The potential of ICT to help achieve these goals is unquestioned. However, as with economic growth, strengthened governance institutions and services based on technological interventions must be underpinned by trust in those technologies. India’s experiment with biometric and digital identification provides a clear case study in the potential for bad security to undermine the delivery of good governance and government services. Because so much personal data is stored in one place, the digital ID data set has become a frequent target for identity thieves and other criminals. The result is that a project intended to enhance India’s ability to govern may result in more and new problems for the same people whose lives it intended to improve.

Security, including cybersecurity, has traditionally been the purview of foreign offices and ministries of defense. However, cybersecurity is as much about human security as any other kind of security. A myriad of SDGs seek to address human security concerns. From ensuring the delivery of better healthcare (SDG #3) and ending hunger (SDG #2) to the delivery of critical utilities like water, sanitation, and energy (SDGs #6 and #7), ICT and digitization can deliver improved human security. Digitization in sectors like healthcare, agriculture supply chains, power delivery, and water and sanitation is yielding immediate dividends and improving the lives of millions around the world. However, as technology enables these improvements to reach more and more people, those same people become increasingly dependent on their reliable delivery. And yet, it is becoming increasingly easy to disrupt services like these via cyber means. As alluded to above, no sector was immune to the WannaCry ransomware and the healthcare sector in the United Kingdom was very publicly disrupted. In addition, the world has witnessed at least two instances where cyber vulnerabilities were exploited to cut off power to entire regions during cold, winter months. In digitizing these and other services, decision makers are creating new dependencies, which, if disrupted, could lead to not only net-zero outcomes, but potentially net-negative outcomes.
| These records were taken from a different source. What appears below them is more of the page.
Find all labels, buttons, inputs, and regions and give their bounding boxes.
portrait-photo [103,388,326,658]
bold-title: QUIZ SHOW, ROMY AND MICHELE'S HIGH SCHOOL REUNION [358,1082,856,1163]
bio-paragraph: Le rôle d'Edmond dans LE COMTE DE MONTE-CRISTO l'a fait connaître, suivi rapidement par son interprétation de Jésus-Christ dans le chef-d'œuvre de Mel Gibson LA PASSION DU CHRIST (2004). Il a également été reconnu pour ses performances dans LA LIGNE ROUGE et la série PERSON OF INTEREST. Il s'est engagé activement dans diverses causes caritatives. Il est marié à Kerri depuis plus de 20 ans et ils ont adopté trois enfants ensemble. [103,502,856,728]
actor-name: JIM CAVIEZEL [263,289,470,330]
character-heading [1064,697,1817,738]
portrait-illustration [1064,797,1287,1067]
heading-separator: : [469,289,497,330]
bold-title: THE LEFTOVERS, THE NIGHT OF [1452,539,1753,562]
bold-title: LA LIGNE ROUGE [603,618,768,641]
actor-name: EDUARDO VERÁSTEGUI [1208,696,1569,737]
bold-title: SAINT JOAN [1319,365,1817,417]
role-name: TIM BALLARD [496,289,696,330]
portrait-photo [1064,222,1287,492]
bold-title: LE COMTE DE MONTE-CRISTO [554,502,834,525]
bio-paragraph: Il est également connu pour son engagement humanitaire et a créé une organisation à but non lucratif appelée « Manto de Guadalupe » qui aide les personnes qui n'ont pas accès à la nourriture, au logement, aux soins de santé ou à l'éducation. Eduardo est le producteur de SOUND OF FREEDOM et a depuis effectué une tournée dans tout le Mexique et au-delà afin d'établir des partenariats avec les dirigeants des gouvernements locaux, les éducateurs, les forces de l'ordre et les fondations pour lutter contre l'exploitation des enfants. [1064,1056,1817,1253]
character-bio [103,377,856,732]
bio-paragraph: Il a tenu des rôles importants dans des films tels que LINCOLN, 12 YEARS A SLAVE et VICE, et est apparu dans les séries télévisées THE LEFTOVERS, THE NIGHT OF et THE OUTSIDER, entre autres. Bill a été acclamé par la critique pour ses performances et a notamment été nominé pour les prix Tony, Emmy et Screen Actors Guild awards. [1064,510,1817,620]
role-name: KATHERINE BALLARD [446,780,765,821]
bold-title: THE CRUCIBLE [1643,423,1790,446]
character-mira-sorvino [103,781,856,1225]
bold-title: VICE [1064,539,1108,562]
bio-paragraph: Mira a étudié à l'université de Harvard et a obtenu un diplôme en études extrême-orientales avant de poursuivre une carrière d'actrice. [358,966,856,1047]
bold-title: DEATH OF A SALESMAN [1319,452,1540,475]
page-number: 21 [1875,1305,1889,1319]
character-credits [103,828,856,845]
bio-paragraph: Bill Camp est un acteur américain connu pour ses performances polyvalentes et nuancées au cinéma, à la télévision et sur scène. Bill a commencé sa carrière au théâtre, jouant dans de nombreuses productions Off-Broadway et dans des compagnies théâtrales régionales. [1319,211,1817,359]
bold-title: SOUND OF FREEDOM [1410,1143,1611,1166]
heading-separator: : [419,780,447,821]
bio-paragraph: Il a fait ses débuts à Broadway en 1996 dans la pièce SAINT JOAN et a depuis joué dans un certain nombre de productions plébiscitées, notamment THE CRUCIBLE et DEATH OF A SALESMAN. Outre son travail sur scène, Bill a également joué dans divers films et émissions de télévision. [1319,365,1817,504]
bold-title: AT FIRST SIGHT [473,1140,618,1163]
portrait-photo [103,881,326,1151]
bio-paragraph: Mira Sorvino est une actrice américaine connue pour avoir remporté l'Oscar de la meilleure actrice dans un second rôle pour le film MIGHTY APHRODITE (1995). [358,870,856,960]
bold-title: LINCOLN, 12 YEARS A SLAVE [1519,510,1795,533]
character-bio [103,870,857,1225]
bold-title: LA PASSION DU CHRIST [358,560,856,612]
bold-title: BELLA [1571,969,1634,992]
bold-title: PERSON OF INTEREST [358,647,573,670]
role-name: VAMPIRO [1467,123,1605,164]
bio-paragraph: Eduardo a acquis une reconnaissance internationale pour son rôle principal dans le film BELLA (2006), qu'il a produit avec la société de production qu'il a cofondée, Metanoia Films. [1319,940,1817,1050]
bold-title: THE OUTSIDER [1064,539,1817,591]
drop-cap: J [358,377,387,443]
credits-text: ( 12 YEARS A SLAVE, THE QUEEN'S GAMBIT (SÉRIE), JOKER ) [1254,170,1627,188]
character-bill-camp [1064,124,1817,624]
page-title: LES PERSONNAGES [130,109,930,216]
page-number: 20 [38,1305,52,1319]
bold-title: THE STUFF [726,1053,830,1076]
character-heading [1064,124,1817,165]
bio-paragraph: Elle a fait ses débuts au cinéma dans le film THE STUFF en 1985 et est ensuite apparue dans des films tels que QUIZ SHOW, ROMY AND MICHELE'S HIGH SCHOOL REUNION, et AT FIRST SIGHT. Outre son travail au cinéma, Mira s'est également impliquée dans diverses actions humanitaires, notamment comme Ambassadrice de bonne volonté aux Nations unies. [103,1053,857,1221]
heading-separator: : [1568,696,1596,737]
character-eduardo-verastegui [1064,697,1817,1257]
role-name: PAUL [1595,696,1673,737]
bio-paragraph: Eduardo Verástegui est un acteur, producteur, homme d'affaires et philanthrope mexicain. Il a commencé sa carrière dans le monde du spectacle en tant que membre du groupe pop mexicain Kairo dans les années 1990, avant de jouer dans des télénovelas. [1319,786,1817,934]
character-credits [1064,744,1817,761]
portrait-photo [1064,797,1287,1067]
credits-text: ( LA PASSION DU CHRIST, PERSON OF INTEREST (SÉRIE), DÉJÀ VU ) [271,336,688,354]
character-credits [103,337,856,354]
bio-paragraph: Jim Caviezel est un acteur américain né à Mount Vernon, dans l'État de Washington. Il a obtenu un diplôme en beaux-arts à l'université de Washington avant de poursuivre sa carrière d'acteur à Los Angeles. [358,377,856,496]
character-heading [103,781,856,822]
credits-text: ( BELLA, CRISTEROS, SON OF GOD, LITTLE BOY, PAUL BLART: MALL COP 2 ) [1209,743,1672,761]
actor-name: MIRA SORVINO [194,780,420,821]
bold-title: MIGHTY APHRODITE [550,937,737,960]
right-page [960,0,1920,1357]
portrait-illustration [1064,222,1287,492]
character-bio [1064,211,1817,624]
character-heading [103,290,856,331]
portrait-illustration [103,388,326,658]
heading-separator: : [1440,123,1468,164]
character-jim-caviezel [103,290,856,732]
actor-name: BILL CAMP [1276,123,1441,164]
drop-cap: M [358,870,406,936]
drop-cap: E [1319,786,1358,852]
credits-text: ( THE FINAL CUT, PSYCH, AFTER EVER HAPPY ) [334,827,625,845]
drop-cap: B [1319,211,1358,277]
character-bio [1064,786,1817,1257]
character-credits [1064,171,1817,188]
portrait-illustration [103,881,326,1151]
Digital risk is not new and the potential pitfalls of increased reliance on digital technologies was recognized by some early on. To help manage these risks, a burgeoning cybersecurity capacity building community emerged in the early 2010s. For the better part of a decade, the focus of this community has been on strengthening national capabilities, developing collective capability, and facilitating international cooperation and partnership in cybersecurity. Yet, this work exists largely separately from the development community. It’s time for this to change. Cybersecurity needs to become a mainstreamed concept across development practice, because just as digitization and ICT4D can bring great development progress, cyber insecurity can threaten those same and other advances.